Trumbull County reaches record number of mental-health admissions


By Ed Runyan

runyan@vindy.com

WARREN

Trumbull County admissions to state mental hospitals have tripled since 2010, reaching what the Trumbull County Board of Mental Health and Recovery has called an “unprecedented” use of such facilities.

April Caraway, executive director of Trumbull MHRB, attributed the increase to the Medicaid expansion from Gov. John Kasich that took effect Jan. 1, 2014.

The expansion allowed 563,000 more Ohioans to be covered by the federal health care program by lowering the requirements to include households with incomes of up to 138 percent of the poverty rate.

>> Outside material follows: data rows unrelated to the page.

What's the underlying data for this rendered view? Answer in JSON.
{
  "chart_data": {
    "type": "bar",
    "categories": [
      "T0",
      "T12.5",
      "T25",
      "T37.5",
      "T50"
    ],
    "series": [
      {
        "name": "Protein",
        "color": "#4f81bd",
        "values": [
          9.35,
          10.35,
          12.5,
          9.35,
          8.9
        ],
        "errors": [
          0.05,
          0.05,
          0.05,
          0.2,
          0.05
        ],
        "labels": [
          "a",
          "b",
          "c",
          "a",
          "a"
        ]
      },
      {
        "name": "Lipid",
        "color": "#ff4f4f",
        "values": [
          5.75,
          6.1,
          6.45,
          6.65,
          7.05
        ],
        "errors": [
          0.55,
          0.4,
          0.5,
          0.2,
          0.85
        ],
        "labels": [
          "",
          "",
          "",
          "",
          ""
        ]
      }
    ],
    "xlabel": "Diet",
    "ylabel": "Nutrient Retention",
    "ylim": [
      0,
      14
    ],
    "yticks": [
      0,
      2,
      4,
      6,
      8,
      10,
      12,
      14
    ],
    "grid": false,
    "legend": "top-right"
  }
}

“A lot more people are seeking help than in the past,” she said of people with mental-health issues that sometimes lead to hospitalization. “Now, people are showing up seeking help. People were not seeking help because they did not have [health] insurance.”

Caraway said people in the mental-health field also refer to the “woodwork effect,” meaning that the publicity that comes from a change such as the Medicaid expansion brings people “out of the woodwork” to seek treatment who may have been eligible in the past but didn’t do anything about it.

“Every day, we’re enrolling more people [in Medicaid],” she said of the process that takes place at various agencies.

Caraway said she assumes the number of people being treated for mental-health issues also is on the rise at local hospitals, noting that ValleyCare Trumbull Memorial Hospital recently hired additional psychiatrists.

Statistics provided by Caraway indicate that 320 Trumbull County residents were admitted to state mental hospitals in fiscal year 2014, which began July 1, 2013. That is up 14 from the previous fiscal year and is the highest number in the county’s history, Caraway said.

The most-recent numbers show that there were 159 hospitalizations during the first half of the current fiscal year, indicating that the county is on pace to reach last year’s record number.